結果を図19に示す。LF2000/ZFN(μl/μg)=0.333の複合体を用いたアレイにおいて、mEmeraldを発現する細胞が最も多く確認された。この結果から、ZFN−LF2000複合体が細胞に導入されており、かつ、導入されたZFNが細胞内で機能していることが示された。また、上記と同様に調製したアレイを真空条件下で1日保存した場合も、細胞にZFNが導入され、活性を示すことが確認された(データは省略)。さらに、LF2000/ZFN(μl/μg)=0.333の複合体は、上記(8−3)では細胞毒性を示したが、LF2000/ZFN(μl/μg)=0.333の複合体を用いたアレイでは細胞毒性が見られなかった。これらの結果は、LF2000/β−gal複合体を用いた上記7で得られた結果と同様であり、固相から直接細胞に複合体を導入することにより、細胞毒性を抑えることができることが示された。

Claims (10)

  1. (1)タンパク質とカチオン性高分子とを含む複合体を調製するステップと、
    (2)前記複合体を固体支持体上に固定するステップと、
    (3)ステップ(2)で前記複合体を固定した前記固体支持体上に細胞を播種するステップと
    を含む、固体支持体からタンパク質を細胞に送達する方法。
  2. 前記カチオン性高分子がカチオン性脂質である、請求項1に記載の方法。
  3. 前記タンパク質が酵素である、請求項1または2に記載の方法。
  4. 前記酵素が、ヌクレアーゼまたはリコンビナーゼである、請求項3に記載の方法。

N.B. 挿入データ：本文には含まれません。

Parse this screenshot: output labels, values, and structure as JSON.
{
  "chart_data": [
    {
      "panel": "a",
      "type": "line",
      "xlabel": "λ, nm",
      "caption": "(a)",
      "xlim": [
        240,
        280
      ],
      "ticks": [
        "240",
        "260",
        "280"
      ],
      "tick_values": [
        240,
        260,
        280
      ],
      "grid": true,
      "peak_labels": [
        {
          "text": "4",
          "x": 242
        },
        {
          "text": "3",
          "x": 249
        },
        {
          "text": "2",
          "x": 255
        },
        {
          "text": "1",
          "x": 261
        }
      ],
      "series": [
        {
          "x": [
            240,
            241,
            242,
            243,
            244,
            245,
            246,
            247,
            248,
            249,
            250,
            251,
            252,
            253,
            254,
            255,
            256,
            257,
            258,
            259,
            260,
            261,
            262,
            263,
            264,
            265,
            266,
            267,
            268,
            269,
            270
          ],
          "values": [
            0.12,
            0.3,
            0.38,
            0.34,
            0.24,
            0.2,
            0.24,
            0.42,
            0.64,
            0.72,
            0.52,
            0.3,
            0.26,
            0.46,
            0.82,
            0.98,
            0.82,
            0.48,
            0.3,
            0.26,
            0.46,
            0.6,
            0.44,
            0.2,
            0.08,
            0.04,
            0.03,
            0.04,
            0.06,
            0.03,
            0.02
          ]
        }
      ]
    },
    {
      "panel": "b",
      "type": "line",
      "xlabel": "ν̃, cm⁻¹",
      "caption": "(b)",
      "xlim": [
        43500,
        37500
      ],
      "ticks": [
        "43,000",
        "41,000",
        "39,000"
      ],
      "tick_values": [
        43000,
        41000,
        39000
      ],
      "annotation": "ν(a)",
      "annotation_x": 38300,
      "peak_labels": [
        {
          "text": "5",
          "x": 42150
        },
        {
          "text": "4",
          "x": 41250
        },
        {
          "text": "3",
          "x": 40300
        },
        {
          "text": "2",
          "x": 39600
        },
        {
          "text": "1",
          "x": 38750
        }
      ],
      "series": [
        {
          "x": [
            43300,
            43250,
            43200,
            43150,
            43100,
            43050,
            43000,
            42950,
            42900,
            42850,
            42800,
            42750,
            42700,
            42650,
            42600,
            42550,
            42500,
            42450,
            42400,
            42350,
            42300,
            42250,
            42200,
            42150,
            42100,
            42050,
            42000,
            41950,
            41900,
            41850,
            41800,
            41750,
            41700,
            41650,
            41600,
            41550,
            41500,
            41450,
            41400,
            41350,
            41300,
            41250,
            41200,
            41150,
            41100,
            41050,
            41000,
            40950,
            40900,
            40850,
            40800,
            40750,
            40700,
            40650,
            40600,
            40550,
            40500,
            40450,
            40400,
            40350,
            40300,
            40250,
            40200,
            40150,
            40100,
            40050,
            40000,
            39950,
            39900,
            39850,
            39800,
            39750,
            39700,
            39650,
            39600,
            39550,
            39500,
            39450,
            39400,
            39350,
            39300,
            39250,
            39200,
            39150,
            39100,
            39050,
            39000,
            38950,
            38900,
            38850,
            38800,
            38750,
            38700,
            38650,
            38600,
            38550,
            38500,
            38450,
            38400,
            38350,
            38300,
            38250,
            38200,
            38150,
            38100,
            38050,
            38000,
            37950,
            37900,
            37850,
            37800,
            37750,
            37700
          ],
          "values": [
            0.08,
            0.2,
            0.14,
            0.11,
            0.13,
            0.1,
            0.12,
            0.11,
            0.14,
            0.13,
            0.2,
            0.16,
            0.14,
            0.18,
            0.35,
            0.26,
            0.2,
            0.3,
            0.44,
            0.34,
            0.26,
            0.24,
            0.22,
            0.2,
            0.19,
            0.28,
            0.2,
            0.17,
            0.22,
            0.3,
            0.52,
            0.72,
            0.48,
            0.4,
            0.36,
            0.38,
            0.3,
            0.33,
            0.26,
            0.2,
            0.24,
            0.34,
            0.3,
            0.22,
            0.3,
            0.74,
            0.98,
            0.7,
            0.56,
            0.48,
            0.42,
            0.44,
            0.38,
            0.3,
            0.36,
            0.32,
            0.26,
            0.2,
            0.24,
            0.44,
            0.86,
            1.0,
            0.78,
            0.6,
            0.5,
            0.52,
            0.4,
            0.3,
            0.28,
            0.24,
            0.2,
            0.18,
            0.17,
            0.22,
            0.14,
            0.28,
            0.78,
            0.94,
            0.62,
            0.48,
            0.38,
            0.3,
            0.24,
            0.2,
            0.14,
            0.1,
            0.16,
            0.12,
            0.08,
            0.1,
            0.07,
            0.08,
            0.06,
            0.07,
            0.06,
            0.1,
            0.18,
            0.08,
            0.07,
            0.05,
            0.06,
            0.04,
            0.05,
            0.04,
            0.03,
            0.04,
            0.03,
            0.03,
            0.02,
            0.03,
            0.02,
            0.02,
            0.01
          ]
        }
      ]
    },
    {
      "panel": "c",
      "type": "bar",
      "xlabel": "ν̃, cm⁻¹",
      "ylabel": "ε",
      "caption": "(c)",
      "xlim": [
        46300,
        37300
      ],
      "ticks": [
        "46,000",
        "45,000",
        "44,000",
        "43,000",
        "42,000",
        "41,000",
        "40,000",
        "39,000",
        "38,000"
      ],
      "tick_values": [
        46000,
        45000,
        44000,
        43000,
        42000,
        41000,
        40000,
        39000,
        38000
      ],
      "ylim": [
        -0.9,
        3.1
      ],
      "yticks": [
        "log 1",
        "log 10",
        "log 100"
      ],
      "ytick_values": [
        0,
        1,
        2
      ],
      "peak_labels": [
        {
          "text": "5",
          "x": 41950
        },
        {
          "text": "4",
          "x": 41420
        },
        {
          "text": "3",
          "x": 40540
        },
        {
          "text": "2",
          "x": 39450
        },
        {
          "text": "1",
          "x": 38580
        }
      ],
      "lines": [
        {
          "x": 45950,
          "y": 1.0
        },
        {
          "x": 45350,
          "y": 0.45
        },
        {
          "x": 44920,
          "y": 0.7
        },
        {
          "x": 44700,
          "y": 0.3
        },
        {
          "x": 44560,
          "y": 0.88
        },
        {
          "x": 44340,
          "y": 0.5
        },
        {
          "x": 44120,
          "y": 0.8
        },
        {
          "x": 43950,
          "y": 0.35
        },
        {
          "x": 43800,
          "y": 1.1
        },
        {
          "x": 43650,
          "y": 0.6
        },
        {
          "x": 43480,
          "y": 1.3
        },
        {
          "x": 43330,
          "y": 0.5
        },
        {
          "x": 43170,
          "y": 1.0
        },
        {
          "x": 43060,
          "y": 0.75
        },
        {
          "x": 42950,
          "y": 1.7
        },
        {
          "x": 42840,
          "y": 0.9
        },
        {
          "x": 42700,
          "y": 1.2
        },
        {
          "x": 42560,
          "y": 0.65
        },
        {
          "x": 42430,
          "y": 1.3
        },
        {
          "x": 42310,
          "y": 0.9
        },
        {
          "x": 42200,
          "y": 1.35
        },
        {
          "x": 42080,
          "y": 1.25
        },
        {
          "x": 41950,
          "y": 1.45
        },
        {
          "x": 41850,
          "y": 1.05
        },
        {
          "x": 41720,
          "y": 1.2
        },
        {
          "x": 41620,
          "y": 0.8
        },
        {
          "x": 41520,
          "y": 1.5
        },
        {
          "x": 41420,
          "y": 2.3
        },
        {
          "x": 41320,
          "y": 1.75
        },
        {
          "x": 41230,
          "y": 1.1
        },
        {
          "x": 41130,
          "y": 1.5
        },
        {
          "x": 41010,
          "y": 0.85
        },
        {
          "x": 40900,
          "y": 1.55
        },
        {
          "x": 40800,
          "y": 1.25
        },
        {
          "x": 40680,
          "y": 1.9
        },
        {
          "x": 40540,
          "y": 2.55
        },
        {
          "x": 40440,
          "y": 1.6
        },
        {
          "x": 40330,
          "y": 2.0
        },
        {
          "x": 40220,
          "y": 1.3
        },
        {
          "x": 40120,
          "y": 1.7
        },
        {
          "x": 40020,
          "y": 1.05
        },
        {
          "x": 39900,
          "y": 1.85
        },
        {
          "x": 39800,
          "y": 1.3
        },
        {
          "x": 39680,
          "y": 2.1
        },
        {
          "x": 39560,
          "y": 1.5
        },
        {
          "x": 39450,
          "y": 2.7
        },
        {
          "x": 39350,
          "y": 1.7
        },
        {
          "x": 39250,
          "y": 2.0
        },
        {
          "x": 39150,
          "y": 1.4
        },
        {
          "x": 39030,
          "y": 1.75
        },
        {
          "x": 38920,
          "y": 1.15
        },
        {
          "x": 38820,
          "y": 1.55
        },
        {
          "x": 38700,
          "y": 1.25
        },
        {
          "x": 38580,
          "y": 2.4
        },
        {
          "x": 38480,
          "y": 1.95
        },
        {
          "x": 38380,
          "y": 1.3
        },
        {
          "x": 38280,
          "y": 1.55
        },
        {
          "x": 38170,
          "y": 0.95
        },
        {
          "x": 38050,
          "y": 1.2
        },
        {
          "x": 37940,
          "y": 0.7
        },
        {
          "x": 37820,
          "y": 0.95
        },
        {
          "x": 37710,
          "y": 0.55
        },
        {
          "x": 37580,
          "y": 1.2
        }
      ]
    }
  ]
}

  5. タンパク質とカチオン性高分子とを含む複合体が固体支持体上に固定された、タンパク質を細胞に送達するためのアレイ。
  6. 前記カチオン性高分子がカチオン性脂質である、請求項5に記載のアレイ。
  7. 前記タンパク質が酵素である、請求項5または6に記載のアレイ。
  8. 前記酵素が、ヌクレアーゼまたはリコンビナーゼである、請求項7に記載のアレイ。
  9. 前記複合体が二糖をさらに含む、請求項5〜8のいずれか1項に記載のアレイ。
  10. 前記複合体が細胞外マトリクスタンパク質をさらに含む、請求項5〜9のいずれか1項に記載のアレイ。